Del libro De monde en monde (De mundo en mundo), de 2009.


veo un rostro
que es
cerrado
en su dolor
el puño se abre
para hablar
pero palabra no hay
son no-palabras que se escuchan
palabras naciendo
que sienten daño
el mal afloja
los dedos del rostro
y yo siento dolor en ese rostro
puesto que yo siento su dolor en
los dedos de mi mano
en mí habla

yo combino
la noche el día
yo combino
las manos los rostros
los dolores con las alegrías
yo combino
ayer  y  mañana   
así combino
los ojos mi hoy
porque mis manos están plenas
de ti
no hay más sueño
que aquello que toco
así

ojos tienen mis manos
acariciar también es ver
pero yo silencio escucho
todos los gritos son manos
que hacia mí se tienden                                                         
yo no llego a coger
yo no sé para qué sirven
las manos
pero tus ojos son caricia
yo conozco mi cuerpo por tu cuerpo
puedo entender
el calor de tu cuerpo
mejor que la del sol
es por ello que nosotros giramos
los unos alrededor de los otros
como tierras alrededor
de tantos soles
es fuerza
de nuestras manos
y de palabras que salen de nuestras manos

sí yo corro
tras la vida
yo te estrecho
en mi día
noche tras noche
y giramos
alrededor de tanto
pasado por venir
nuestro calor
es nuestro camino
y mi mano
bebe de tu mano

y cada vez que veo esta mano
veo un rostro
que tiene la forma de esta mano
un rostro que se siente mal
y cierra los dedos de dolor
y el puño por su dolor
ya que una mano no puede gritar
una mano sólo puede cerrarse
los ojos cerrados por no gritar
una mano más allá del silencio
cuando callarse hace tanto ruido
que todo el aire que se respira
es ese grito
que no se entiende

cada instante
de nuestra vida
es un instante
de nuestra muerte
y volverla a vivir y volverla a vivir
por ello es una felicidad
y nuestra vida una alianza
del instante y del siempre
y cada palabra
que transforma nuestra vida
es a la vez la primera y la última
nosotros nos amamos en cada palabra

he visto una sonrisa
que pasaba
sin rostro
encontré ojos que
se abrían
para dejarme entrar
ojos cerrados para no
oír
y tu boca que me dice todo
sin abrir los labios
porque soy el agua la tierra el aire el fuego
que tú estrechas
en tus brazos

 
 
©Henri Meschonnic, 2014
 

Henri Meschonnic (París-Francia, 1932 – Villejuif-Francia, 2009).
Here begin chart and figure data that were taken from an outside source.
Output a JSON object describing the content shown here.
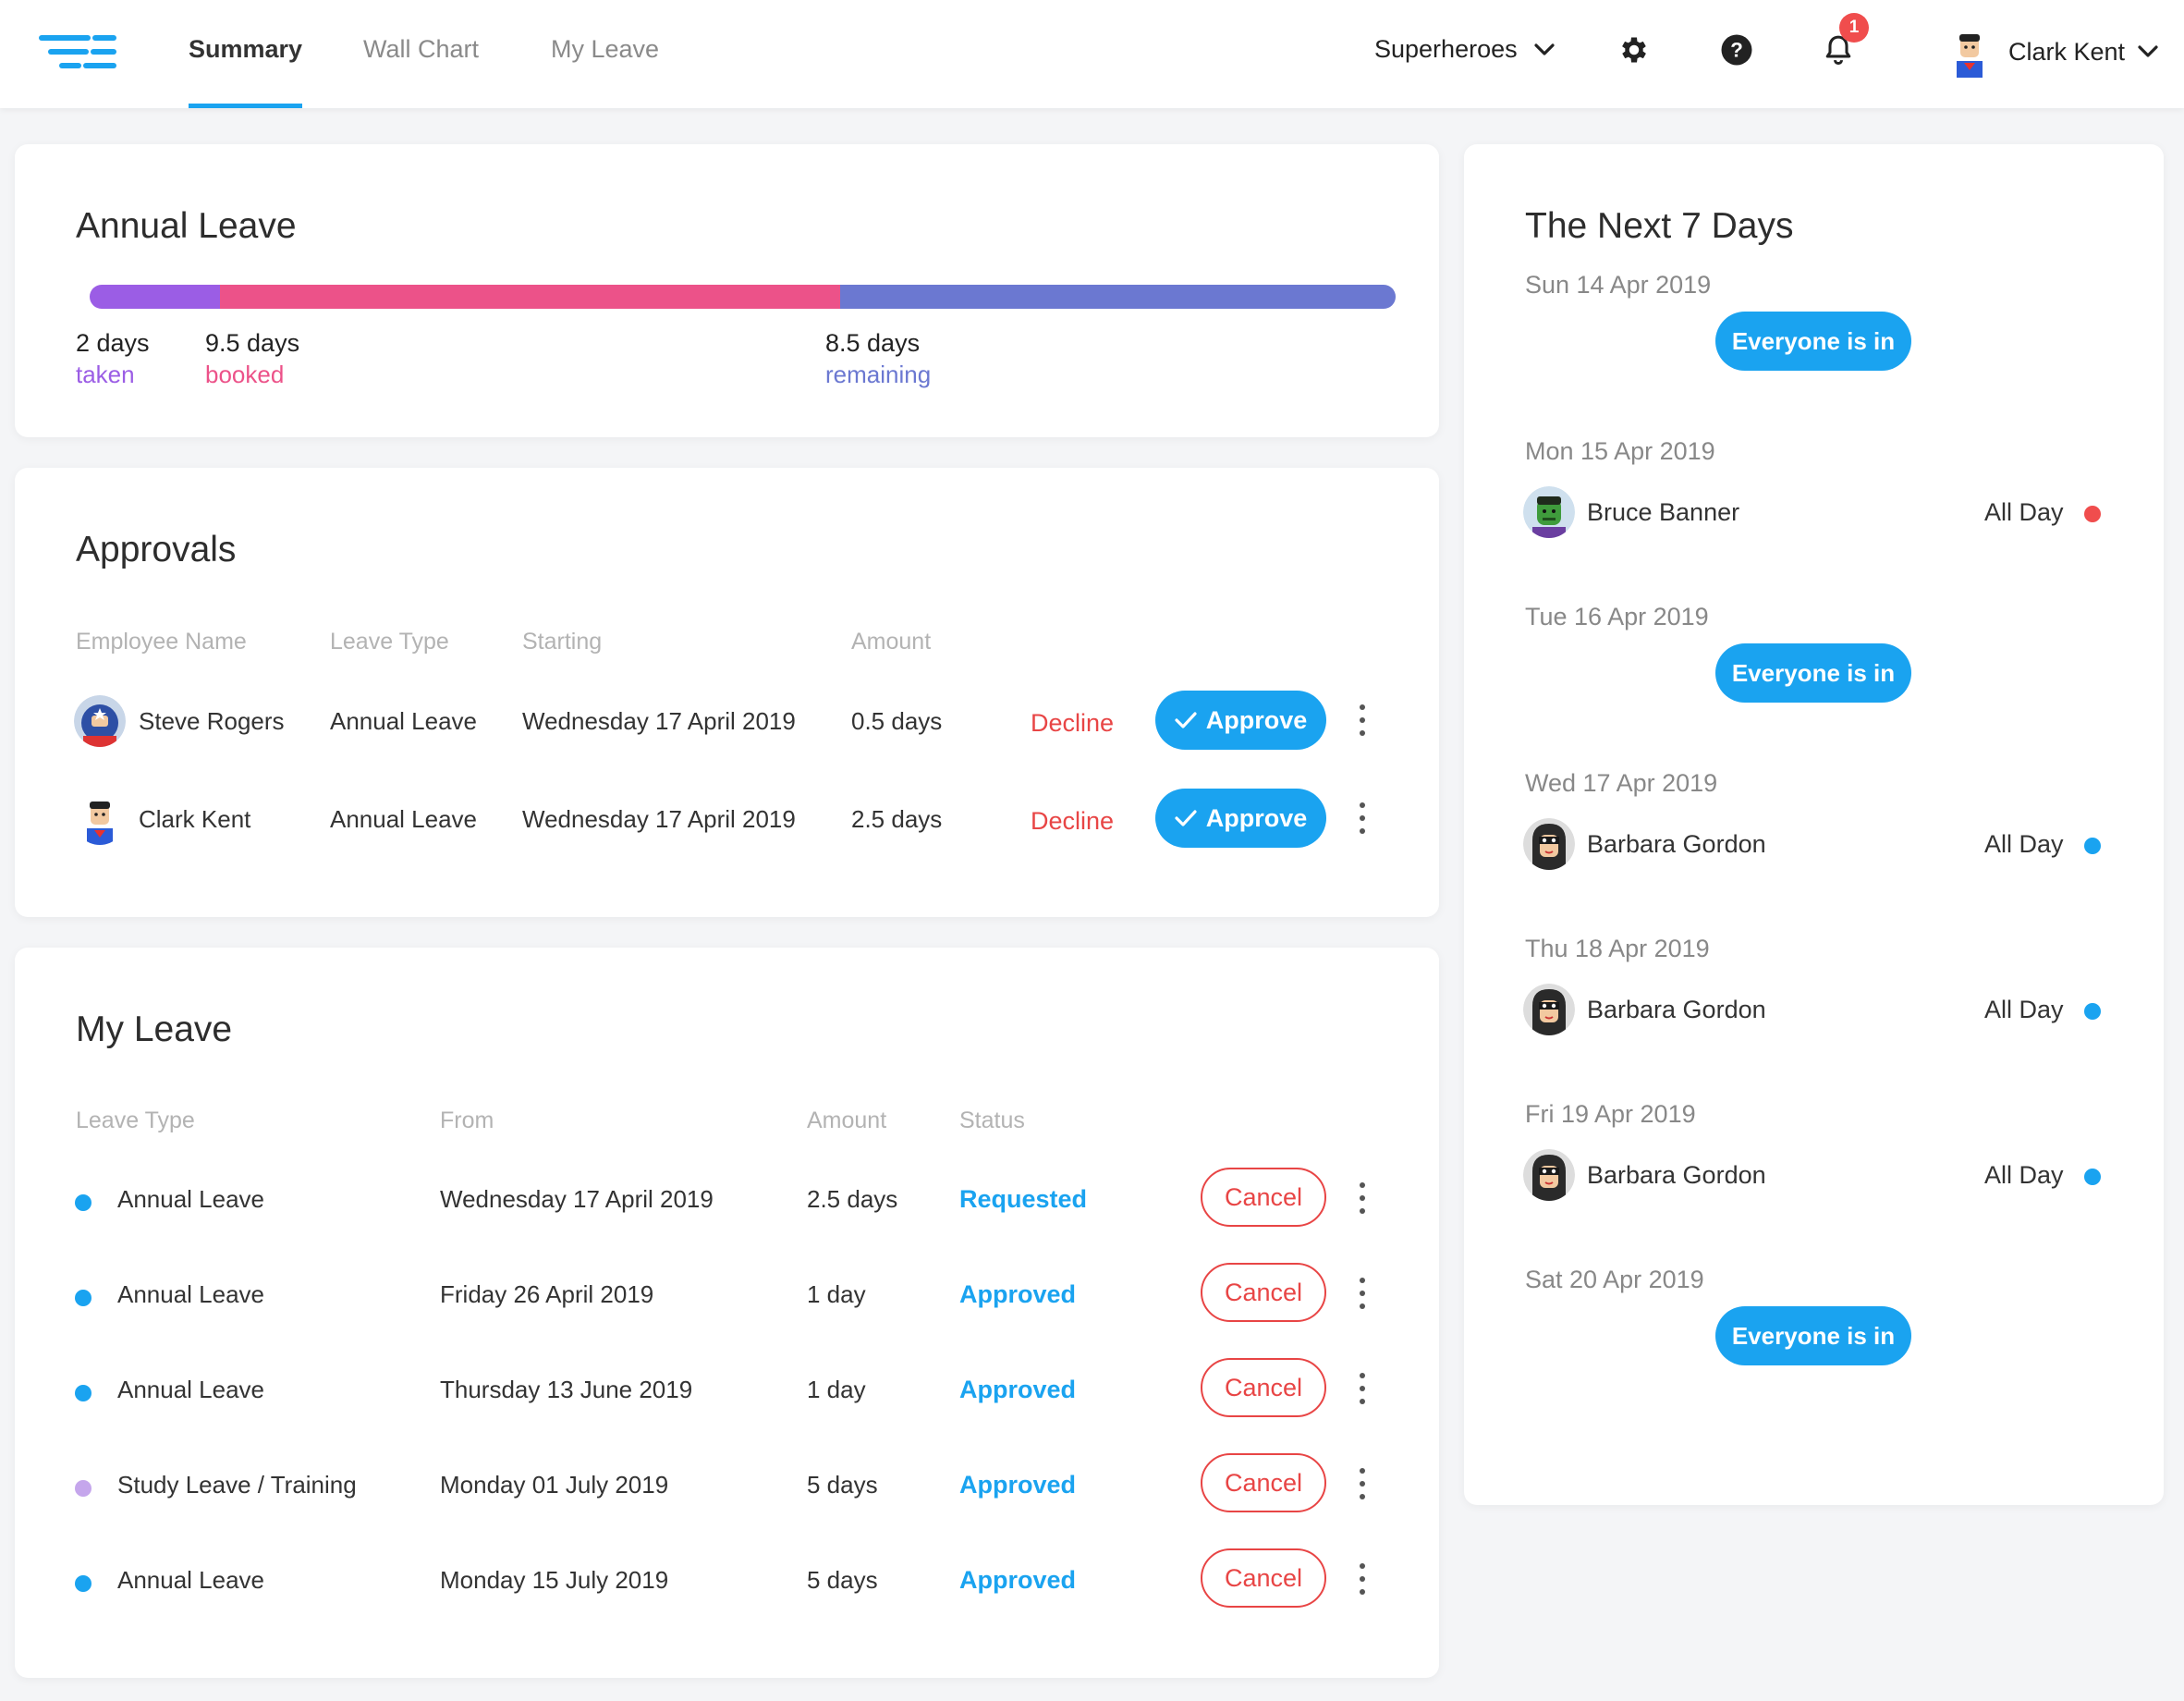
{
  "nav": {
    "tabs": [
      "Summary",
      "Wall Chart",
      "My Leave"
    ],
    "org": "Superheroes",
    "notifications": "1",
    "user": "Clark Kent"
  },
  "annual": {
    "title": "Annual Leave",
    "taken_num": "2  days",
    "taken_label": "taken",
    "booked_num": "9.5  days",
    "booked_label": "booked",
    "remaining_num": "8.5  days",
    "remaining_label": "remaining",
    "taken_days": 2,
    "booked_days": 9.5,
    "remaining_days": 8.5,
    "colors": {
      "taken": "#9b5de5",
      "booked": "#ec5289",
      "remaining": "#6b78d1"
    }
  },
  "approvals": {
    "title": "Approvals",
    "headers": [
      "Employee Name",
      "Leave Type",
      "Starting",
      "Amount"
    ],
    "rows": [
      {
        "name": "Steve Rogers",
        "type": "Annual Leave",
        "start": "Wednesday 17 April 2019",
        "amount": "0.5 days",
        "decline": "Decline",
        "approve": "Approve"
      },
      {
        "name": "Clark Kent",
        "type": "Annual Leave",
        "start": "Wednesday 17 April 2019",
        "amount": "2.5 days",
        "decline": "Decline",
        "approve": "Approve"
      }
    ]
  },
  "myleave": {
    "title": "My Leave",
    "headers": [
      "Leave Type",
      "From",
      "Amount",
      "Status"
    ],
    "rows": [
      {
        "type": "Annual Leave",
        "from": "Wednesday 17 April 2019",
        "amount": "2.5 days",
        "status": "Requested",
        "cancel": "Cancel",
        "dot": "#1aa3f0"
      },
      {
        "type": "Annual Leave",
        "from": "Friday 26 April 2019",
        "amount": "1 day",
        "status": "Approved",
        "cancel": "Cancel",
        "dot": "#1aa3f0"
      },
      {
        "type": "Annual Leave",
        "from": "Thursday 13 June 2019",
        "amount": "1 day",
        "status": "Approved",
        "cancel": "Cancel",
        "dot": "#1aa3f0"
      },
      {
        "type": "Study Leave / Training",
        "from": "Monday 01 July 2019",
        "amount": "5 days",
        "status": "Approved",
        "cancel": "Cancel",
        "dot": "#c5a6ec"
      },
      {
        "type": "Annual Leave",
        "from": "Monday 15 July 2019",
        "amount": "5 days",
        "status": "Approved",
        "cancel": "Cancel",
        "dot": "#1aa3f0"
      }
    ]
  },
  "next7": {
    "title": "The Next 7 Days",
    "days": [
      {
        "label": "Sun 14 Apr 2019",
        "everyone": "Everyone is in"
      },
      {
        "label": "Mon 15 Apr 2019",
        "person": "Bruce Banner",
        "when": "All Day",
        "color": "#f04d4d"
      },
      {
        "label": "Tue 16 Apr 2019",
        "everyone": "Everyone is in"
      },
      {
        "label": "Wed 17 Apr 2019",
        "person": "Barbara Gordon",
        "when": "All Day",
        "color": "#1aa3f0"
      },
      {
        "label": "Thu 18 Apr 2019",
        "person": "Barbara Gordon",
        "when": "All Day",
        "color": "#1aa3f0"
      },
      {
        "label": "Fri 19 Apr 2019",
        "person": "Barbara Gordon",
        "when": "All Day",
        "color": "#1aa3f0"
      },
      {
        "label": "Sat 20 Apr 2019",
        "everyone": "Everyone is in"
      }
    ]
  }
}
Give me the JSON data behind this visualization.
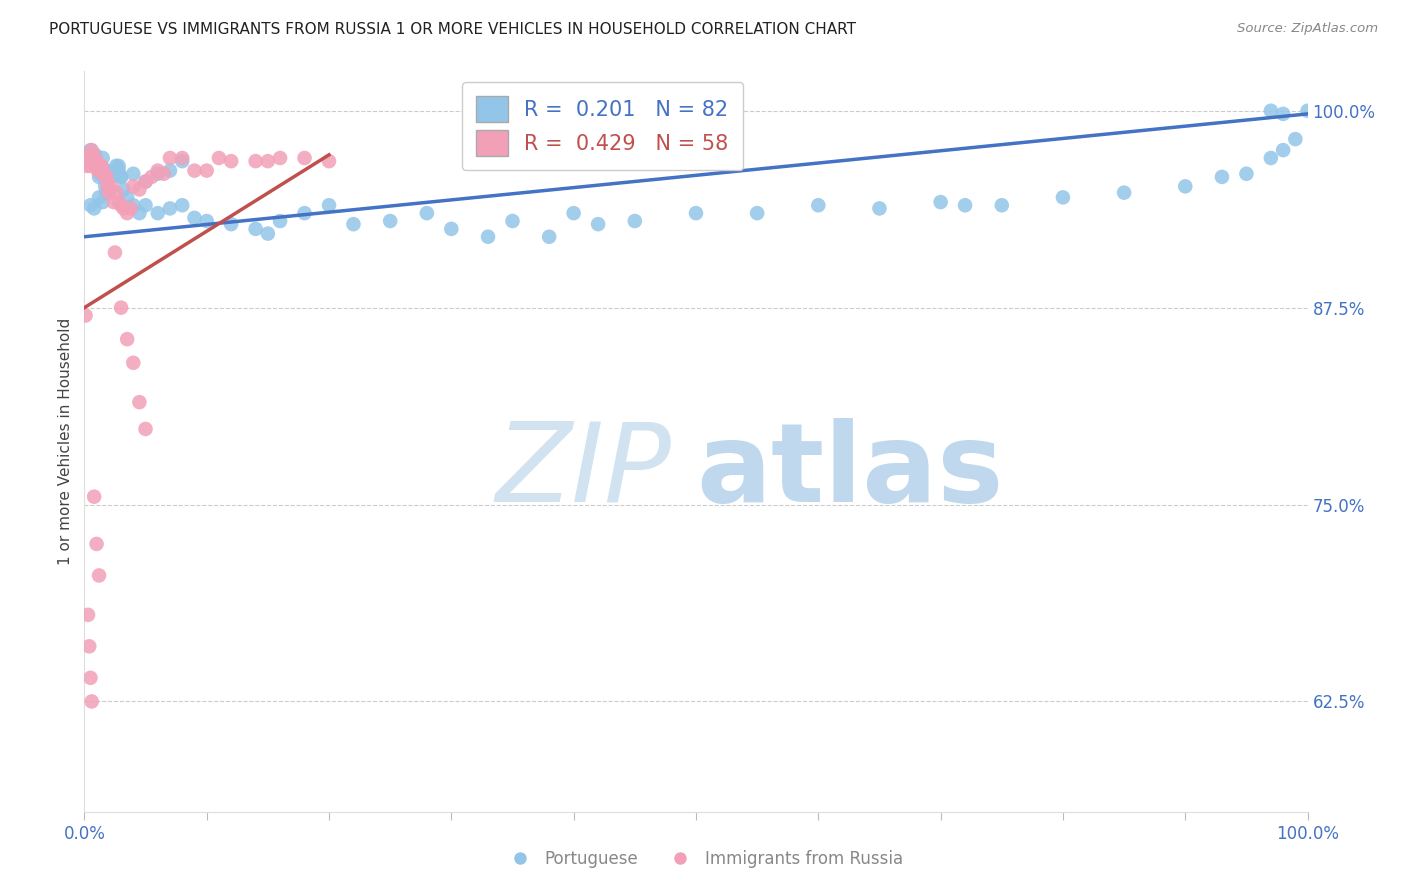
{
  "title": "PORTUGUESE VS IMMIGRANTS FROM RUSSIA 1 OR MORE VEHICLES IN HOUSEHOLD CORRELATION CHART",
  "source": "Source: ZipAtlas.com",
  "ylabel": "1 or more Vehicles in Household",
  "xlim": [
    0.0,
    1.0
  ],
  "ylim": [
    0.555,
    1.025
  ],
  "yticks": [
    0.625,
    0.75,
    0.875,
    1.0
  ],
  "ytick_labels": [
    "62.5%",
    "75.0%",
    "87.5%",
    "100.0%"
  ],
  "blue_R": 0.201,
  "blue_N": 82,
  "pink_R": 0.429,
  "pink_N": 58,
  "blue_color": "#92c5e8",
  "pink_color": "#f2a0b8",
  "blue_line_color": "#4472c4",
  "pink_line_color": "#c0504d",
  "blue_x": [
    0.002,
    0.003,
    0.004,
    0.005,
    0.006,
    0.007,
    0.008,
    0.009,
    0.01,
    0.011,
    0.012,
    0.013,
    0.014,
    0.015,
    0.016,
    0.017,
    0.018,
    0.019,
    0.02,
    0.022,
    0.024,
    0.026,
    0.028,
    0.03,
    0.032,
    0.035,
    0.04,
    0.045,
    0.05,
    0.06,
    0.07,
    0.08,
    0.09,
    0.1,
    0.12,
    0.14,
    0.15,
    0.16,
    0.18,
    0.2,
    0.22,
    0.25,
    0.28,
    0.3,
    0.33,
    0.35,
    0.38,
    0.4,
    0.42,
    0.45,
    0.5,
    0.55,
    0.6,
    0.65,
    0.7,
    0.72,
    0.75,
    0.8,
    0.85,
    0.9,
    0.93,
    0.95,
    0.97,
    0.98,
    0.99,
    1.0,
    0.97,
    0.98,
    0.005,
    0.008,
    0.012,
    0.015,
    0.018,
    0.02,
    0.025,
    0.028,
    0.03,
    0.04,
    0.05,
    0.06,
    0.07,
    0.08
  ],
  "blue_y": [
    0.972,
    0.968,
    0.97,
    0.975,
    0.97,
    0.968,
    0.97,
    0.972,
    0.965,
    0.965,
    0.958,
    0.96,
    0.962,
    0.97,
    0.958,
    0.952,
    0.962,
    0.96,
    0.958,
    0.958,
    0.96,
    0.965,
    0.962,
    0.958,
    0.95,
    0.945,
    0.94,
    0.935,
    0.94,
    0.935,
    0.938,
    0.94,
    0.932,
    0.93,
    0.928,
    0.925,
    0.922,
    0.93,
    0.935,
    0.94,
    0.928,
    0.93,
    0.935,
    0.925,
    0.92,
    0.93,
    0.92,
    0.935,
    0.928,
    0.93,
    0.935,
    0.935,
    0.94,
    0.938,
    0.942,
    0.94,
    0.94,
    0.945,
    0.948,
    0.952,
    0.958,
    0.96,
    0.97,
    0.975,
    0.982,
    1.0,
    1.0,
    0.998,
    0.94,
    0.938,
    0.945,
    0.942,
    0.948,
    0.95,
    0.96,
    0.965,
    0.958,
    0.96,
    0.955,
    0.96,
    0.962,
    0.968
  ],
  "pink_x": [
    0.001,
    0.002,
    0.003,
    0.004,
    0.005,
    0.006,
    0.007,
    0.008,
    0.009,
    0.01,
    0.011,
    0.012,
    0.013,
    0.014,
    0.015,
    0.016,
    0.017,
    0.018,
    0.019,
    0.02,
    0.022,
    0.024,
    0.026,
    0.028,
    0.03,
    0.032,
    0.035,
    0.038,
    0.04,
    0.045,
    0.05,
    0.055,
    0.06,
    0.065,
    0.07,
    0.08,
    0.09,
    0.1,
    0.11,
    0.12,
    0.14,
    0.15,
    0.16,
    0.18,
    0.2,
    0.025,
    0.03,
    0.035,
    0.04,
    0.045,
    0.05,
    0.008,
    0.01,
    0.012,
    0.003,
    0.004,
    0.005,
    0.006
  ],
  "pink_y": [
    0.87,
    0.965,
    0.97,
    0.972,
    0.965,
    0.975,
    0.97,
    0.968,
    0.97,
    0.965,
    0.962,
    0.962,
    0.965,
    0.965,
    0.962,
    0.96,
    0.958,
    0.958,
    0.952,
    0.948,
    0.952,
    0.942,
    0.948,
    0.942,
    0.94,
    0.938,
    0.935,
    0.938,
    0.952,
    0.95,
    0.955,
    0.958,
    0.962,
    0.96,
    0.97,
    0.97,
    0.962,
    0.962,
    0.97,
    0.968,
    0.968,
    0.968,
    0.97,
    0.97,
    0.968,
    0.91,
    0.875,
    0.855,
    0.84,
    0.815,
    0.798,
    0.755,
    0.725,
    0.705,
    0.68,
    0.66,
    0.64,
    0.625
  ],
  "blue_trendline_x": [
    0.0,
    1.0
  ],
  "blue_trendline_y": [
    0.92,
    0.998
  ],
  "pink_trendline_x": [
    0.0,
    0.2
  ],
  "pink_trendline_y": [
    0.875,
    0.972
  ]
}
Crítico, ensayista, traductor y poeta. Miembro de la última gran generación de pensadores franceses, junto a François Châtelet, Gilles Deleuze, Jean-François Lyotard, Michel Foucault, Alain Badiou y Jacques Lacan. Ha obtenido, entre otros, el Premio Max-Jacob (1972), Mallarmé (1986), Premio de Literatura Francófona Jean Arp (2005) y el Gran Premio Internacional de Poesía Guillevic-Ville de Saint –Malo (2007). Dentro de su vasta obra sobresalen los poemarios Dédicaces proverbes, Dans nos recommencements, Légendaire chaque jour, Voyageurs de la voix, Nous le passage, Combien de noms, Maintenant, Je n’ai pas tout entendu, Puisque je suis ce buisson, Infiniment à venir, Tout entier visage y Et la terre coule.